Figure 3. Tumor-specific peptides in combination with ADU-V16 and AddaVax result in tumor regression and a survival benefit.

Figure 3

(A) Schematic representation of the vaccination schedule. Mice were challenged with 106 Panc02 tumor cells in the right hind leg on day 0, followed by vaccination, at days 3 and 10, with Panc02 peptides together with AddaVax (50 μg) and either Poly I:C (10 μg) or ADU-V16 (5 μg). Mice were euthanized when the tumors reached 10 × 10 mm or when tumors began to impair mobility or ulcerate. (B) Kaplan-Meier curves showing the percentage of mice that were tumor free. Statistics by log-rank Mantel-Cox test. (C) Tumor growth was measured every 3 to 4 days with calipers until tumors reached 10 × 10 mm. *P < 0.001, Student’s t test, corrected for multiple comparisons. n = 10 mice in each treated group, 5 mice in untreated group for both B and C. (D) Mice were similarly vaccinated as in A and were either depleted of CD4+ or CD8+ T cells or both with the respective antibodies (see Methods).
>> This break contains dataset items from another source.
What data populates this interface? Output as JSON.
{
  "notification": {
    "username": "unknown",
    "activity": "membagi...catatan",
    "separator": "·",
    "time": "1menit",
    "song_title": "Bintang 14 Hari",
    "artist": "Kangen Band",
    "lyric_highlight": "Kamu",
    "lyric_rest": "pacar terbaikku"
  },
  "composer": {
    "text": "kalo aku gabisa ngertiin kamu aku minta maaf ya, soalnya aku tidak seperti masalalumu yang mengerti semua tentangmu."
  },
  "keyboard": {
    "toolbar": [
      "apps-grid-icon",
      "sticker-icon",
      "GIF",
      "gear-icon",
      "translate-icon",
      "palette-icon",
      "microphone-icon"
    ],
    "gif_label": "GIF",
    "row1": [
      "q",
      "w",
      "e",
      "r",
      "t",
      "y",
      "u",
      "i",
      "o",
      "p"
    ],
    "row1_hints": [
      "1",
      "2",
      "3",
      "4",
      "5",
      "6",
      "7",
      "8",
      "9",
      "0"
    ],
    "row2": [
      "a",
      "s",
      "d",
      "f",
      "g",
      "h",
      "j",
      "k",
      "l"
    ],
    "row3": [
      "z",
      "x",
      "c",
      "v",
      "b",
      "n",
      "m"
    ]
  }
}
Kaplan-Meier curves showing the percentage of mice that were tumor free. n = 10 mice per group at outset. Statistics by log-rank Mantel-Cox test. (E) Flow cytometry for cell surface exhaustion markers of tumor-infiltrating lymphocytes from mice treated with PancVAX, ADU-V16, and AddaVax. Live, CD3+CD8+Tbet+PD1+ T cells were gated and graphed for Tim3 and Lag3 expression (representative data shown). (F) Panc02 cells were cultured in the presence or absence of 10 ng/ml mouse IFN-γ for 72 hours. Cells were stained with anti-mouse PD-L1 or control isotype antibody and analyzed by flow cytometry (shown as representative traces).